A dynamic modelling method of a rotor-roller bearing-housing system with a localized fault including the additional excitation zone

• Published in: Journal of sound and vibration Vol. 469; p. 115144
• Main Author: Liu, Jing
• Format: Journal Article
• Language: English
• Published: Amsterdam Elsevier Ltd 17.03.2020; Elsevier Science Ltd
• Subjects: Bearings; Computer simulation; Condition monitoring; Dynamic models; Excitation; Fault detection; Fault diagnosis; Formability; High speed rail; Interface stiffness; Localized fault; Lubrication; Machinery; Roller bearings; Rotor bearing system; Rotor speed; Slice method; Stiffness; Time dependence; Trigonometric functions; Vibration monitoring; Vibrations; Wind turbines; Vibrations; Localized fault; Rotor bearing system; Interface stiffness
• ISSN: 0022-460X; 1095-8568
• DOI: 10.1016/j.jsv.2019.115144

Rotor-roller bearing-housing systems (RBHSs) are widely utilized in many industrial machinery, such as aero-engines, high speed trains, wind turbine, etc. A clearly investigation of vibrations for the RBHSs is very valuable for condition monitoring and fault detection applications for the above industrial machines. A new analytical dynamic model for a RBHS is conducted, which can consider the time dependent additional contact zone excitation caused by the fault on the raceways, deformable interface between the outer raceway and housing, lubricating oil film, and deformable rotor and housing. The time dependent addition contact zone is determined by Hertzian contact theory and the relative relationship between the roller and fault. Influences of the rotor speed, roller load and fault length on the additional excitation zone are studied. The ratio of the additional excitation zone to the fault length is also discussed. To consider the complex profiles of the outer raceway, an analytical method combined with a slice method and an integral method is used to obtain the total interface stiffness at the interface. Influences of the housing materials and height on the total interface stiffness are analyzed. A time dependent displacement excitation model with a half-sine function profile is applied to formulate the time dependent displacement excitation due to the fault.

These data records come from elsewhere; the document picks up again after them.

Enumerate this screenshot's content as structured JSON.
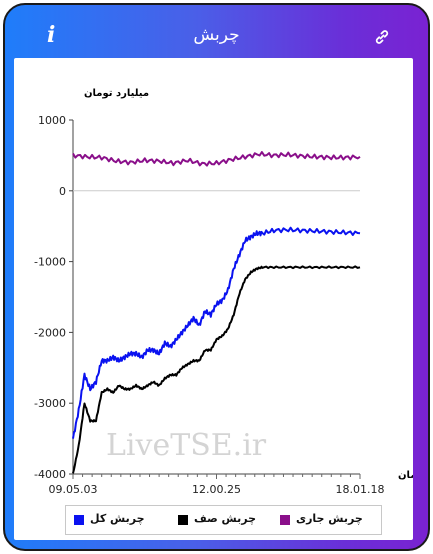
{
  "header": {
    "title": "چربش",
    "info_icon": "i"
  },
  "watermark": "LiveTSE.ir",
  "colors": {
    "total": "#0a12f0",
    "slippage": "#000000",
    "current": "#8a0f8a",
    "gradient_start": "#1f7dfa",
    "gradient_end": "#7a22d2"
  },
  "chart_data": {
    "type": "line",
    "ylabel": "میلیارد تومان",
    "xlabel": "زمان",
    "ylim": [
      -4000,
      1000
    ],
    "yticks": [
      1000,
      0,
      -1000,
      -2000,
      -3000,
      -4000
    ],
    "yticks_labels": [
      "1000",
      "0",
      "-1000",
      "-2000",
      "-3000",
      "-4000"
    ],
    "x_tick_labels": [
      "09.05.03",
      "12.00.25",
      "18.01.18"
    ],
    "x_tick_positions": [
      0,
      0.5,
      1
    ],
    "grid": "horizontal at 0",
    "legend_position": "bottom",
    "series": [
      {
        "name": "چربش کل",
        "color": "#0a12f0",
        "x": [
          0,
          0.02,
          0.04,
          0.06,
          0.08,
          0.1,
          0.12,
          0.14,
          0.16,
          0.18,
          0.2,
          0.22,
          0.24,
          0.26,
          0.28,
          0.3,
          0.32,
          0.34,
          0.36,
          0.38,
          0.4,
          0.42,
          0.44,
          0.46,
          0.48,
          0.5,
          0.52,
          0.54,
          0.56,
          0.58,
          0.6,
          0.62,
          0.64,
          0.66,
          0.7,
          0.75,
          0.8,
          0.85,
          0.9,
          0.95,
          1.0
        ],
        "values": [
          -3500,
          -3100,
          -2600,
          -2800,
          -2700,
          -2400,
          -2400,
          -2350,
          -2400,
          -2350,
          -2300,
          -2300,
          -2350,
          -2250,
          -2250,
          -2300,
          -2150,
          -2200,
          -2100,
          -2000,
          -1900,
          -1800,
          -1900,
          -1700,
          -1750,
          -1600,
          -1550,
          -1400,
          -1100,
          -900,
          -700,
          -650,
          -600,
          -600,
          -560,
          -550,
          -560,
          -570,
          -580,
          -590,
          -600
        ]
      },
      {
        "name": "چربش صف",
        "color": "#000000",
        "x": [
          0,
          0.02,
          0.04,
          0.06,
          0.08,
          0.1,
          0.12,
          0.14,
          0.16,
          0.18,
          0.2,
          0.22,
          0.24,
          0.26,
          0.28,
          0.3,
          0.32,
          0.34,
          0.36,
          0.38,
          0.4,
          0.42,
          0.44,
          0.46,
          0.48,
          0.5,
          0.52,
          0.54,
          0.56,
          0.58,
          0.6,
          0.62,
          0.64,
          0.66,
          0.7,
          0.75,
          0.8,
          0.85,
          0.9,
          0.95,
          1.0
        ],
        "values": [
          -4000,
          -3600,
          -3000,
          -3250,
          -3250,
          -2850,
          -2800,
          -2850,
          -2750,
          -2800,
          -2800,
          -2750,
          -2800,
          -2750,
          -2700,
          -2750,
          -2650,
          -2600,
          -2600,
          -2500,
          -2450,
          -2400,
          -2400,
          -2250,
          -2250,
          -2100,
          -2050,
          -1950,
          -1750,
          -1450,
          -1250,
          -1150,
          -1100,
          -1080,
          -1080,
          -1080,
          -1080,
          -1080,
          -1080,
          -1080,
          -1080
        ]
      },
      {
        "name": "چربش جاری",
        "color": "#8a0f8a",
        "x": [
          0,
          0.05,
          0.1,
          0.15,
          0.2,
          0.25,
          0.3,
          0.35,
          0.4,
          0.45,
          0.5,
          0.55,
          0.6,
          0.65,
          0.7,
          0.75,
          0.8,
          0.85,
          0.9,
          0.95,
          1.0
        ],
        "values": [
          500,
          480,
          470,
          420,
          400,
          430,
          420,
          390,
          430,
          380,
          390,
          440,
          480,
          520,
          500,
          510,
          490,
          480,
          470,
          470,
          480
        ]
      }
    ]
  }
}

The dynamics of the RBHS from the presented model with the additional excitation zone are compared with those from the previous model without the additional excitation zone. An experimental study is presented to validate the proposed model. Influences of the housing materials, housing height, additional excitation zone of the fault, and fault length on the dynamics of the RBHS are studied. The simulation results provide that the presented model can give an accurate simulation method for investigating the dynamics of the RBHS with a localized fault. •A new analytical dynamic model for calculating vibrations of a RBHS with a localized fault is presented.•Time dependent additional contact zone excitation, deformable interface, and deformable rotor and housing are formulated.•Influences of the housing materials, housing height, and additional excitation zone of the faulton vibrations ofRBHS are studied.•Results from the proposed model and previous model in the literature are compared.